The subsequent 1798 centenary celebrations found 'Wee Joe' in great demand to address meetings including one at Hannahstown, attended by 100,000 people. As further proof of his ability, Devlin was selected by John Redmond (the Home Rule leader) to accompany William Redmond, MP on an American tour in 1902. During his time in the States he was returned unopposed as MP for North Kilkenny. In 1905 he headed a delegation sent by the Irish Party to collect funds in New Zealand. He was accompanied by his friend, John T Donovan, a Belfast solicitor. They collected £25,000.

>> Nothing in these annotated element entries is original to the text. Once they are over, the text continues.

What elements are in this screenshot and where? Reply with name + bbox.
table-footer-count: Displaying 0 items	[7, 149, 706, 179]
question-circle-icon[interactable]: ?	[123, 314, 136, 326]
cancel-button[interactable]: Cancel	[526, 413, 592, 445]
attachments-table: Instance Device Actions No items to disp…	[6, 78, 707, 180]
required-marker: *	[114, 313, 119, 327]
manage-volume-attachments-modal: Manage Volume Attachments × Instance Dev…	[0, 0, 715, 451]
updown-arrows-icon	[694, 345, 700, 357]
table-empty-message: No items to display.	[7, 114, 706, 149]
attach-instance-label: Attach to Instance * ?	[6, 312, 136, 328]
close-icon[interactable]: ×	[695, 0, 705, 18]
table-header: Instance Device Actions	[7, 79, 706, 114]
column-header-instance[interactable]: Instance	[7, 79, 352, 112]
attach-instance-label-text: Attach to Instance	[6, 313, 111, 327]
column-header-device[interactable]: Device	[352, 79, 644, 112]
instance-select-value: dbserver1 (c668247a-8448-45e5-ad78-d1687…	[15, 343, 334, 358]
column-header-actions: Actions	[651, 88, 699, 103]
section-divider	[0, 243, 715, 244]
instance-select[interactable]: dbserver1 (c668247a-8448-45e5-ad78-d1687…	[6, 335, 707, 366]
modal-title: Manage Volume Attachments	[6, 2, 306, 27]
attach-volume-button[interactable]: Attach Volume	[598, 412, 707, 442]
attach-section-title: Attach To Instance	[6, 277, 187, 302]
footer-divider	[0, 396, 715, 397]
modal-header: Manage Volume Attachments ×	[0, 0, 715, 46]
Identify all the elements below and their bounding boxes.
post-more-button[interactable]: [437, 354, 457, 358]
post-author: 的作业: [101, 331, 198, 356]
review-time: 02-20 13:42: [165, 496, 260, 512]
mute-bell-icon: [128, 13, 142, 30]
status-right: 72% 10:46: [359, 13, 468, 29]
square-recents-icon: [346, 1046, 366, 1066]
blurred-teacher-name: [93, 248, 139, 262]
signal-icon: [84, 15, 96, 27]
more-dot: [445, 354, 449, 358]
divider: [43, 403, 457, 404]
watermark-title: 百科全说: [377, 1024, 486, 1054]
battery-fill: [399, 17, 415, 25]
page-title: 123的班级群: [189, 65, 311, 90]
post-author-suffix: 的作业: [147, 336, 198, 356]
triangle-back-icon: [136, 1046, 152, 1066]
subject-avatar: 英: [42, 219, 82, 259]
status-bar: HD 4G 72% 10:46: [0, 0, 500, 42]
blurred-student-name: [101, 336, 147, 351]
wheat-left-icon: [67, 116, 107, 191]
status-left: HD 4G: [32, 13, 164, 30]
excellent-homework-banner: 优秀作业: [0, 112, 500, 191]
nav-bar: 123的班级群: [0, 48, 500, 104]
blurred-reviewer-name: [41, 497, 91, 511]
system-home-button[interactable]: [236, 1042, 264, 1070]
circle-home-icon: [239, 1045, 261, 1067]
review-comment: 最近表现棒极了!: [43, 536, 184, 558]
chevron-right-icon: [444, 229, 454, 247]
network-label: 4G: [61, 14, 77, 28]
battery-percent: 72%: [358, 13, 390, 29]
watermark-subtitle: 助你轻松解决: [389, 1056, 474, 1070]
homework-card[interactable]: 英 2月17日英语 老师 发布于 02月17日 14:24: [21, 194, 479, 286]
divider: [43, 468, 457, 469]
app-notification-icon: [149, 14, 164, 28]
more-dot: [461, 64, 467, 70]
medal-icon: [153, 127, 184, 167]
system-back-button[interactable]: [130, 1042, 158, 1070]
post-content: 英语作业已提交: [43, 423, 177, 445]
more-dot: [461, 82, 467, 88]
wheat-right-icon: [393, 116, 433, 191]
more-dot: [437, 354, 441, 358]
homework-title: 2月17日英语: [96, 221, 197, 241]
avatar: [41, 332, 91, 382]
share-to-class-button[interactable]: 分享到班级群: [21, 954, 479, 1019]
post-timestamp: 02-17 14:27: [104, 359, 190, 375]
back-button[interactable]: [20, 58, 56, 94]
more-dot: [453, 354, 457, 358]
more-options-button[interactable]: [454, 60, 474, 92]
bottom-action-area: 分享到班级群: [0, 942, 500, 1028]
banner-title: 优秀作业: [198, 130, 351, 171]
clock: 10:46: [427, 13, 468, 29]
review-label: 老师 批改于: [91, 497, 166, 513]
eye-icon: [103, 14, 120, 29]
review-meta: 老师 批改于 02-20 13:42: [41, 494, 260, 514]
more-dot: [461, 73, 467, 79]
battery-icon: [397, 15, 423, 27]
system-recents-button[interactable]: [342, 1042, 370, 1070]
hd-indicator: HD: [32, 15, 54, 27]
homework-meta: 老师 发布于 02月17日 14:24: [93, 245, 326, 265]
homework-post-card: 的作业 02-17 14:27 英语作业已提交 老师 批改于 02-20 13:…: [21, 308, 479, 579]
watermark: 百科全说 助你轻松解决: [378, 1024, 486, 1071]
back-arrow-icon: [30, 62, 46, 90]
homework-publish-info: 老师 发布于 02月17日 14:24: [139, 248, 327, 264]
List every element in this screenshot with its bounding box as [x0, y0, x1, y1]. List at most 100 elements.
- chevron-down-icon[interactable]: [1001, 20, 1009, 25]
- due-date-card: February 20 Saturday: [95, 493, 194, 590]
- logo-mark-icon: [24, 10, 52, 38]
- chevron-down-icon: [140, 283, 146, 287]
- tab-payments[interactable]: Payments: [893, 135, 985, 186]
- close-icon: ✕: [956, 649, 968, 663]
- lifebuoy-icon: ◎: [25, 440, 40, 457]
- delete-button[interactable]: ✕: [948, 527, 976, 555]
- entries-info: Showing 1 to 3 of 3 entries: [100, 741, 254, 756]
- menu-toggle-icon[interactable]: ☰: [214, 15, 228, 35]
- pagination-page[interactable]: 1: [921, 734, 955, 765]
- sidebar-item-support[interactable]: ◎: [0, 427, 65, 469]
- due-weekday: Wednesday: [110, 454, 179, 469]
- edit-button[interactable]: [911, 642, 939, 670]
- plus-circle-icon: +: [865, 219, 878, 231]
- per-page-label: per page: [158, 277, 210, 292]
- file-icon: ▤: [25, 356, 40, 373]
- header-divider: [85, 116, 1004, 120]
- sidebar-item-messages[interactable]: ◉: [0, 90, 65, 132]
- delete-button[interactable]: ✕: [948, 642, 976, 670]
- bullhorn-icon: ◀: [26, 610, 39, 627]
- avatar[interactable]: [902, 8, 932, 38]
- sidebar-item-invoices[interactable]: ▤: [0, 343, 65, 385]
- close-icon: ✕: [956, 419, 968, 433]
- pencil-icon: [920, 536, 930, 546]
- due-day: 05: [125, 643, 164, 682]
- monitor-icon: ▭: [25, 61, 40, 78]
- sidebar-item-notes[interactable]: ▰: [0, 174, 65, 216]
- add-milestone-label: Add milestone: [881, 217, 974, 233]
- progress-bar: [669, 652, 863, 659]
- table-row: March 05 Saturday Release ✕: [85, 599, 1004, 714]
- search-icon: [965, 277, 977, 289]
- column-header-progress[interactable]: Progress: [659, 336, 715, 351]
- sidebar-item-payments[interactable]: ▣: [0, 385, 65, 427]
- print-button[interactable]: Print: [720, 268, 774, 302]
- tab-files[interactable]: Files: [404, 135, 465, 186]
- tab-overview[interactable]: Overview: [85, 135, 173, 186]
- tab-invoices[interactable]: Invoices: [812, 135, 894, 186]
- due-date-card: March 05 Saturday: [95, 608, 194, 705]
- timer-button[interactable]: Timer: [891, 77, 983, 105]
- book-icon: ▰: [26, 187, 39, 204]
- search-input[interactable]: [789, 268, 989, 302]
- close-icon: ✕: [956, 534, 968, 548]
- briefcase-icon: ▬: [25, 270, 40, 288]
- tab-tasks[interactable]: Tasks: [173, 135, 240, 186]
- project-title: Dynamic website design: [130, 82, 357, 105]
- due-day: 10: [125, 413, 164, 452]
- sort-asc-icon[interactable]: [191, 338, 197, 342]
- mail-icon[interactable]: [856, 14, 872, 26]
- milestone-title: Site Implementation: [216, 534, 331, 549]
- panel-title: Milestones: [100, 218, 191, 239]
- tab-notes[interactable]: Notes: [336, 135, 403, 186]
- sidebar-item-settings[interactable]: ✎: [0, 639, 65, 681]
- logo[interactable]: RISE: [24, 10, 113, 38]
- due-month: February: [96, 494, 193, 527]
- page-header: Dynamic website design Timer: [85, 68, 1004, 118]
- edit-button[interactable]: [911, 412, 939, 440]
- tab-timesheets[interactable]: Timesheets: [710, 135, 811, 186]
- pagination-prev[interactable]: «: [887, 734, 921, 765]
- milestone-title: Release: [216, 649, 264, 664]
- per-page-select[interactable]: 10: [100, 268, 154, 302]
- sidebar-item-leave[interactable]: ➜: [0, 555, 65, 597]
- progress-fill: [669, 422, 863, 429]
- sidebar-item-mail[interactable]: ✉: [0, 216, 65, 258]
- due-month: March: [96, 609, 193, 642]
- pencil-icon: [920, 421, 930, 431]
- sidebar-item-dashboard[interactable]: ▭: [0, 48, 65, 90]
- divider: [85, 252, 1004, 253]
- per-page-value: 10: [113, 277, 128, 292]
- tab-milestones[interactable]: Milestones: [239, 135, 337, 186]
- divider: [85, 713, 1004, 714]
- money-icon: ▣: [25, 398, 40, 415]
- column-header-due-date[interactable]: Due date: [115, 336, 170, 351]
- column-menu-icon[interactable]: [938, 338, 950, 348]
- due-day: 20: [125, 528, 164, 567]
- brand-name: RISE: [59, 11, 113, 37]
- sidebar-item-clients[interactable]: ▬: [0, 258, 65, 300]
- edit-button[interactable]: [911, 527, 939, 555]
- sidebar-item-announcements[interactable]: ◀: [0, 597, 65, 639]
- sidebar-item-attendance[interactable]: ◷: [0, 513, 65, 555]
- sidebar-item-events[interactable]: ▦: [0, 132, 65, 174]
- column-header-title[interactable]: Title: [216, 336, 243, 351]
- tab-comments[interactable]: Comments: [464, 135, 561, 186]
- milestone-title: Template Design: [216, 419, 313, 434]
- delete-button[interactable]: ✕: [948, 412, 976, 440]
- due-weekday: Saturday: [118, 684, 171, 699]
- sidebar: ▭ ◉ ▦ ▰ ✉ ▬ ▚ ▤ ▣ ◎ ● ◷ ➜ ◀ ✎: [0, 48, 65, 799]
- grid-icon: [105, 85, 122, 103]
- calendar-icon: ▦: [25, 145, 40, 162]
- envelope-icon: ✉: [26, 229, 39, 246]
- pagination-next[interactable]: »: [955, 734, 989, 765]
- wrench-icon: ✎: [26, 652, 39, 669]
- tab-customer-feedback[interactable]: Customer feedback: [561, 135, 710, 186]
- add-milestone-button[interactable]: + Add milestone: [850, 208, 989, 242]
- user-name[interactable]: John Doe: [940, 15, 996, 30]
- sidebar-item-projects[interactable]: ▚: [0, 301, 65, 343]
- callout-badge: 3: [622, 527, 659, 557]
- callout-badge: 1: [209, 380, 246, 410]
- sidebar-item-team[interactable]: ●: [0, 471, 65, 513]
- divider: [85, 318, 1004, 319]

Perhaps Devlin's greatest triumph was in 1906 when he won West Belfast for the Nationalists by the narrow majority of sixteen votes. At Westminster his eloquence and personality quickly impressed all parties. During the Home Rule campaign (1912-14) he addressed large gatherings in all parts of Ireland and Britain.

On Devlin's powers as a debater, his colleague T P O'Connor, Nationalist MP for Liverpool, gives us a unique insight: "There rose from the Irish benches a little man. The head is large and striking, the face clean-shaven, boyish, suggesting strength of mind and temperament. Though the voice is powerful, it has all the hardness of the Belfast accent.

A few minutes elapse and suddenly, you realise there is flowing a great, broad, fierce stream of passionate, eloquent words. Loud and almost fierce cheers are succeeded by bursts of delightful laughter. The Tories sit in dumb despair while on the Liberal and Irish benches there are triumphant shouts and triumphant smiles."

The defeat of the Irish Party in the 1918 general election and the subsequent partition of Ireland left Devlin and a few colleagues the uphill task of fighting the battle for the Catholic minority in the new Northern Ireland parliament. Elected for West Belfast and Co Antrim at Stormont, he sat for TyroneFermanagh at Westminster from 1929 until his death in January 1934. In 1922, he stood as an Independent candidate in Liverpool Exchange but was narrowly defeated by the Conservative.